Friday, September 22, 2017

Home visit

We have really enjoyed getting to know our Arabic teacher, Elder Charles Peter during our lessons. We hear about his family, his neighborhood, and his work as a missionary, showing the Jesus film and preaching in various parts of town. In Africa you don’t need to wait for an invitation, so one day we told him that we wanted to visit his home. “Wonderful!” He replied in Arabic, “My wife will make kudra for you. It is delicious!”

Last week the big day came. We took two different buses out to Gudele, a district near the edge of town. We met him on a busy street corner, and then took a rickshaw (a three-wheeled covered contraption that holds 4 people) down a dirt road until we reached his neighborhood. Then, a short walk, where we were thrilled to see grass and flowers along the sides of the road and streams that bisect the road (and swell to make them impassable when it rains). In the middle of town where we live in a 4-story building, we are a little starved for nature, so it felt very refreshing to be reminded of what a more typical neighborhood looks like.

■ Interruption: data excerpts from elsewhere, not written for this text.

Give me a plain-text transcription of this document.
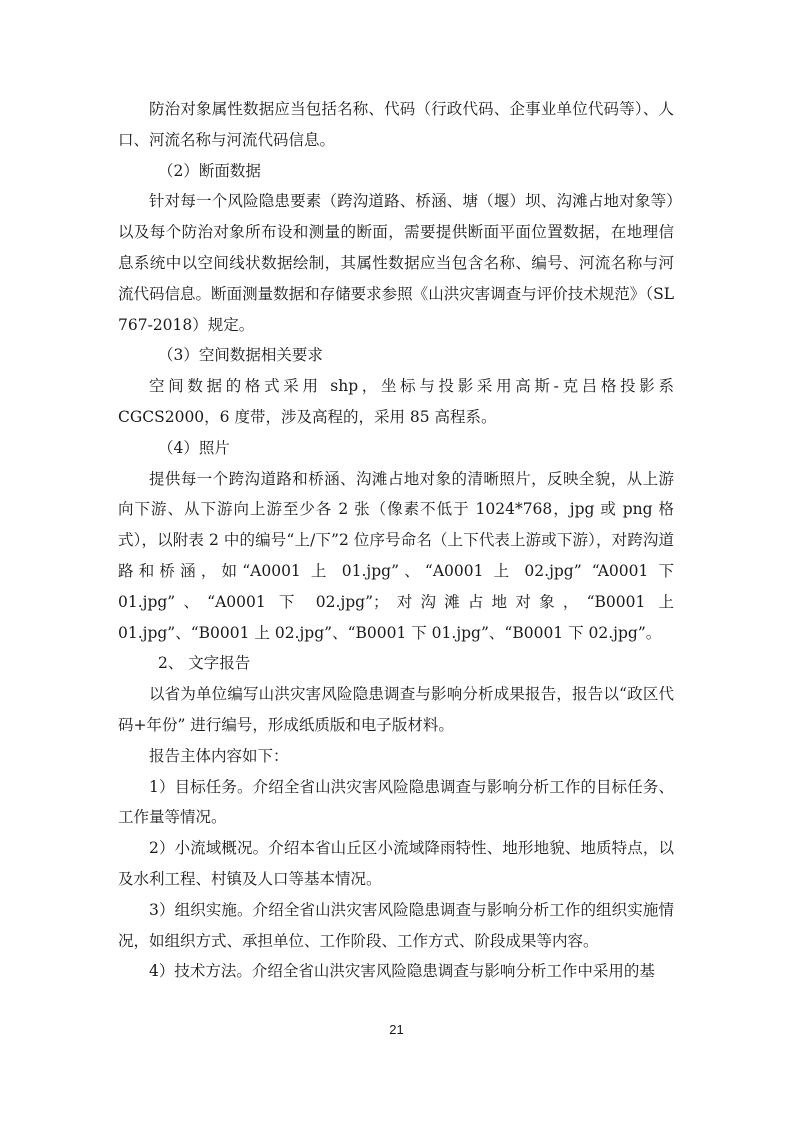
防治对象属性数据应当包括名称、代码（行政代码、企事业单位代码等）、人口、河流名称与河流代码信息。

（2）断面数据

针对每一个风险隐患要素（跨沟道路、桥涵、塘（堰）坝、沟滩占地对象等）以及每个防治对象所布设和测量的断面，需要提供断面平面位置数据，在地理信息系统中以空间线状数据绘制，其属性数据应当包含名称、编号、河流名称与河流代码信息。断面测量数据和存储要求参照《山洪灾害调查与评价技术规范》（SL 767-2018）规定。

（3）空间数据相关要求

空间数据的格式采用 shp，坐标与投影采用高斯-克吕格投影系 CGCS2000，6 度带，涉及高程的，采用 85 高程系。

（4）照片

提供每一个跨沟道路和桥涵、沟滩占地对象的清晰照片，反映全貌，从上游向下游、从下游向上游至少各 2 张（像素不低于 1024*768，jpg 或 png 格式），以附表 2 中的编号“上/下”2 位序号命名（上下代表上游或下游），对跨沟道路和桥涵，如“A0001 上 01.jpg”、“A0001 上 02.jpg” “A0001 下 01.jpg”、“A0001 下 02.jpg”；对沟滩占地对象，“B0001 上 01.jpg”、“B0001 上 02.jpg”、“B0001 下 01.jpg”、“B0001 下 02.jpg”。

2、 文字报告

以省为单位编写山洪灾害风险隐患调查与影响分析成果报告，报告以“政区代码+年份” 进行编号，形成纸质版和电子版材料。

报告主体内容如下：

1）目标任务。介绍全省山洪灾害风险隐患调查与影响分析工作的目标任务、工作量等情况。

2）小流域概况。介绍本省山丘区小流域降雨特性、地形地貌、地质特点，以及水利工程、村镇及人口等基本情况。

3）组织实施。介绍全省山洪灾害风险隐患调查与影响分析工作的组织实施情况，如组织方式、承担单位、工作阶段、工作方式、阶段成果等内容。

4）技术方法。介绍全省山洪灾害风险隐患调查与影响分析工作中采用的基

21
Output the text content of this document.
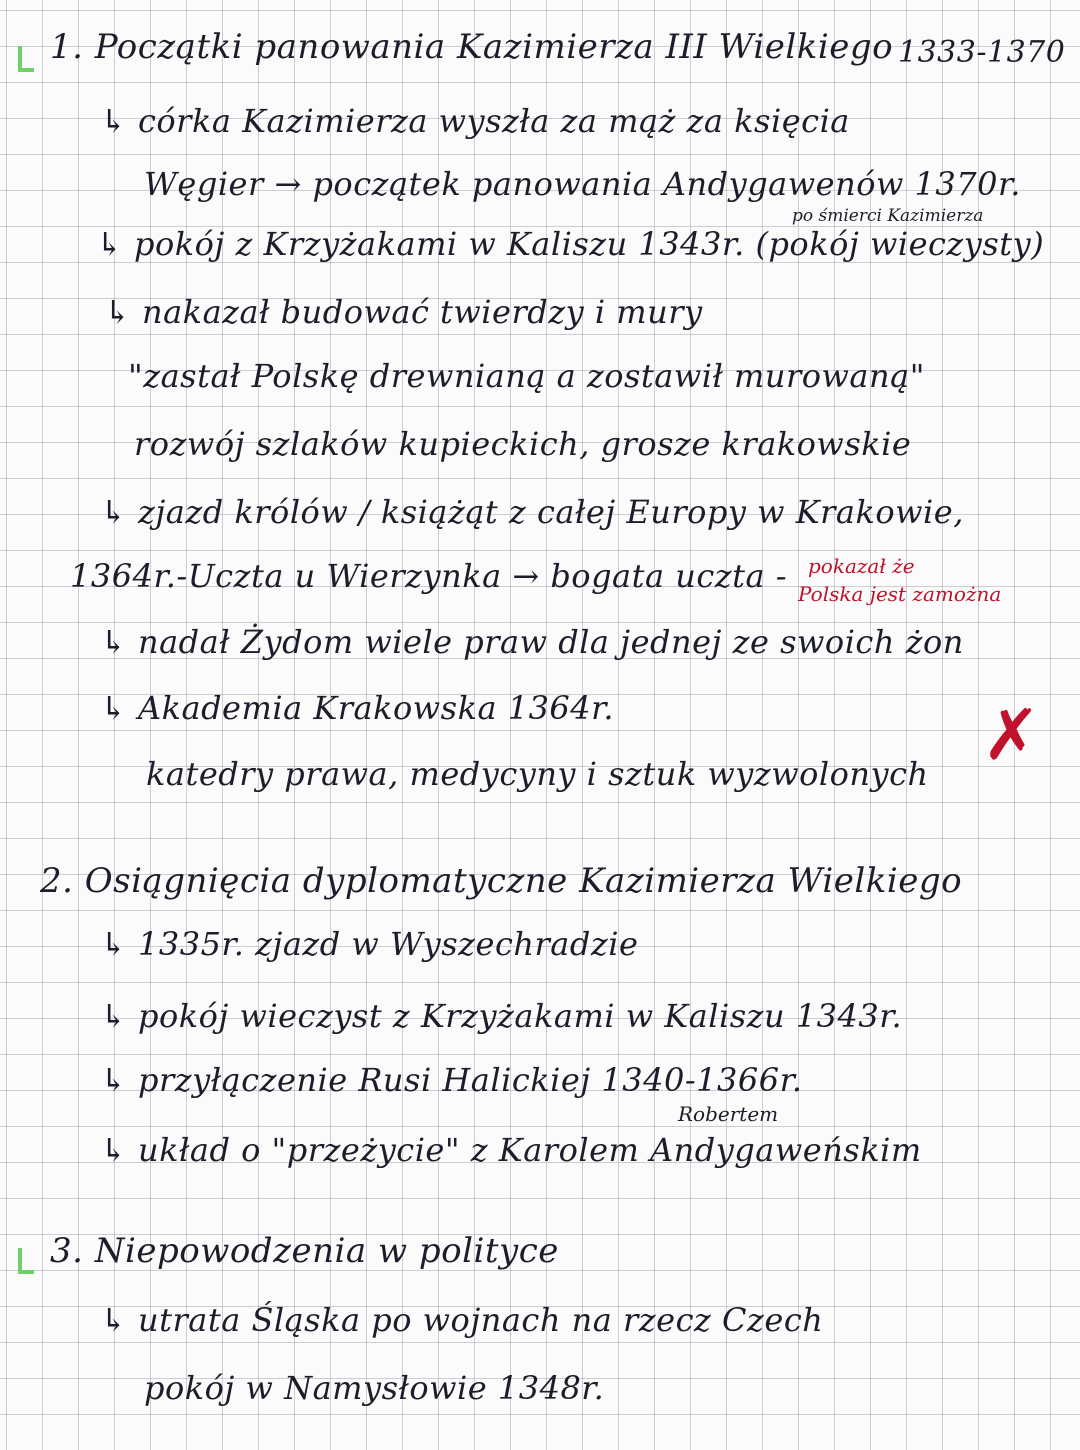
1. Początki panowania Kazimierza III Wielkiego 1333-1370
↳ córka Kazimierza wyszła za mąż za księcia
Węgier → początek panowania Andygawenów 1370r.
po śmierci Kazimierza
↳ pokój z Krzyżakami w Kaliszu 1343r. (pokój wieczysty)
↳ nakazał budować twierdzy i mury
"zastał Polskę drewnianą a zostawił murowaną"
rozwój szlaków kupieckich, grosze krakowskie
↳ zjazd królów / książąt z całej Europy w Krakowie,
1364r.-Uczta u Wierzynka → bogata uczta - pokazał że
Polska jest zamożna
↳ nadał Żydom wiele praw dla jednej ze swoich żon
↳ Akademia Krakowska 1364r.
katedry prawa, medycyny i sztuk wyzwolonych ✗
2. Osiągnięcia dyplomatyczne Kazimierza Wielkiego
↳ 1335r. zjazd w Wyszechradzie
↳ pokój wieczyst z Krzyżakami w Kaliszu 1343r.
↳ przyłączenie Rusi Halickiej 1340-1366r.
Robertem
↳ układ o "przeżycie" z Karolem Andygaweńskim
3. Niepowodzenia w polityce
↳ utrata Śląska po wojnach na rzecz Czech
pokój w Namysłowie 1348r.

Bob and Charles on the road in Gudele - Enjoying the green!
When we reached the house, we met his wife, son, nephew, and a few neighbors. We were ushered into the
house, and we enjoyed the chance to finally talk with his wife who we had heard so much about. We looked through pictures from their wedding and early years together. We heard more of their experience in Malakal in 2013, when war erupted and they were forced to flee, leaving all of their household possessions to be looted by the invading soldiers. They lived in a UN camp for a few weeks, sleeping under only a tarp, until a friend helped to evacuate them to Uganda. They returned to South Sudan because of a commitment to God’s work here, and their persevering hope and sacrifice to make the gospel known is humbling. Most of our conversation was in Arabic, which meant that sentences had to be repeated sometimes or new words clarified, but still a victory to be able to connect meaningfully in our new language!
Then, lunch was served and the awaited kudra was brought in. Kudra are leaves that are ground and cooked to make a thick green soupy mixture, often with chunks of meat included in it. In Juba kudra is eaten with a starch like kisra (similar to Ethiopian injira) or asiida (like ugali in East Africa). Charles Peter was right—it really was delicious, and Mama Wigdan was vigilant to make sure that our plates were never empty until we were stuffed and protesting that we couldn’t possibly eat any more.

Eating kudra for the first time – a favorite dish in South Sudan
After that great meal, we realized clouds were gathering and we should start the journey home. Charles accompaied us back to the main road, rode the first bus with us and even paid our fare on the second bus back to our part of town. With Bob’s energy still low because of the virus, big outings like this feel very special and appreciated. We felt so grateful for wonderful people like Charles Peter and Wigdan who exemplify to us the warm hospitality of the South Sudanese people.